Mrs X complained about the care provided to her mother, Mrs Y, at Prince Charles Hospital Emergency Department (“the ED”) in September 2020.
The Ombudsman found that Mrs Y’s initial assessment at the ED was within the range of appropriate clinical practice. However, despite triggering the sepsis pathway on admission, there was a delay in following the pathway and in administering antibiotics. There were several other shortcomings including ad hoc monitoring of vital signs and a lack of documentation of Mrs Y’s care for a number of hours. The Ombudsman upheld the complaint that there was a failure to provide appropriate care to this extent. However, Mrs Y’s chances of survival were very poor and therefore the failure to follow the sepsis pathway would not have affected the sad outcome.

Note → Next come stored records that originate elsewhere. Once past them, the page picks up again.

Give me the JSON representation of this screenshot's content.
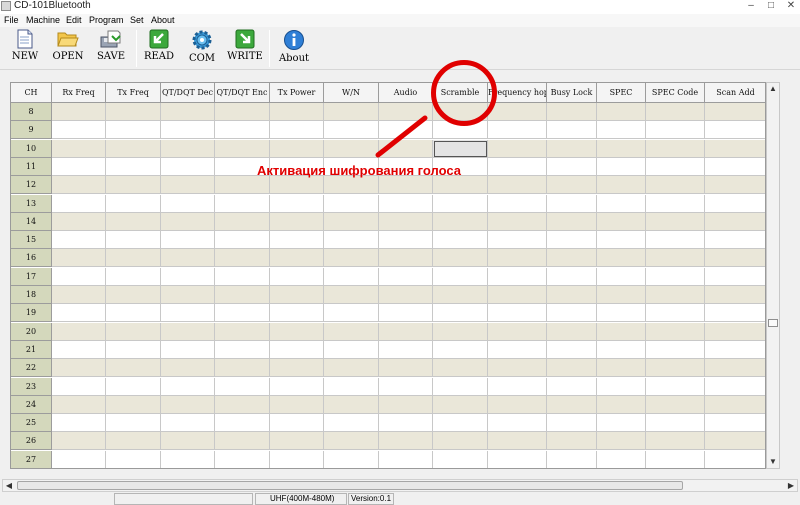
{
  "window": {
    "title": "CD-101Bluetooth",
    "controls": [
      "–",
      "□",
      "✕"
    ]
  },
  "menu": [
    "File",
    "Machine",
    "Edit",
    "Program",
    "Set",
    "About"
  ],
  "toolbar": {
    "new": "NEW",
    "open": "OPEN",
    "save": "SAVE",
    "read": "READ",
    "com": "COM",
    "write": "WRITE",
    "about": "About"
  },
  "grid": {
    "columns": [
      "CH",
      "Rx Freq",
      "Tx Freq",
      "QT/DQT Dec",
      "QT/DQT Enc",
      "Tx Power",
      "W/N",
      "Audio",
      "Scramble",
      "Frequency hop",
      "Busy Lock",
      "SPEC",
      "SPEC Code",
      "Scan Add"
    ],
    "rows": [
      "8",
      "9",
      "10",
      "11",
      "12",
      "13",
      "14",
      "15",
      "16",
      "17",
      "18",
      "19",
      "20",
      "21",
      "22",
      "23",
      "24",
      "25",
      "26",
      "27"
    ],
    "selected_cell": {
      "row": "10",
      "column": "Scramble"
    }
  },
  "status": {
    "band": "UHF(400M-480M)",
    "version": "Version:0.1"
  },
  "annotation": {
    "text": "Активация шифрования голоса",
    "color": "#e00000"
  }
}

The Ombudsman found that communication with Mrs X about her mother’s condition could have been better, notwithstanding the impact of the COVID-19 pandemic; she was not consulted about her mother’s presentation on admission and neither was she told of the seriousness of her mother’s condition early on. The complaint about poor communication was upheld.
The Ombudsman found that based on Mrs Y’s presentation on arrival at the ED, it was appropriate to take a COVID-19 swab. However, the records did not allow him to determine when the positive result was available and whether consideration had been given to treatment. He also found that there were shortcomings in record keeping.
The Ombudsman found that, overall, the DNACPR decision was, on balance, clinically appropriate and both Mrs Y and Mrs X were consulted.
The Health Board agreed to take a number of actions including providing feedback to relevant staff in relation to the identified shortcomings and updating the Ombudsman on the ED action plan for improvement work and any action taken as a result of any systemic concerns identified regarding identification and treatment of sepsis.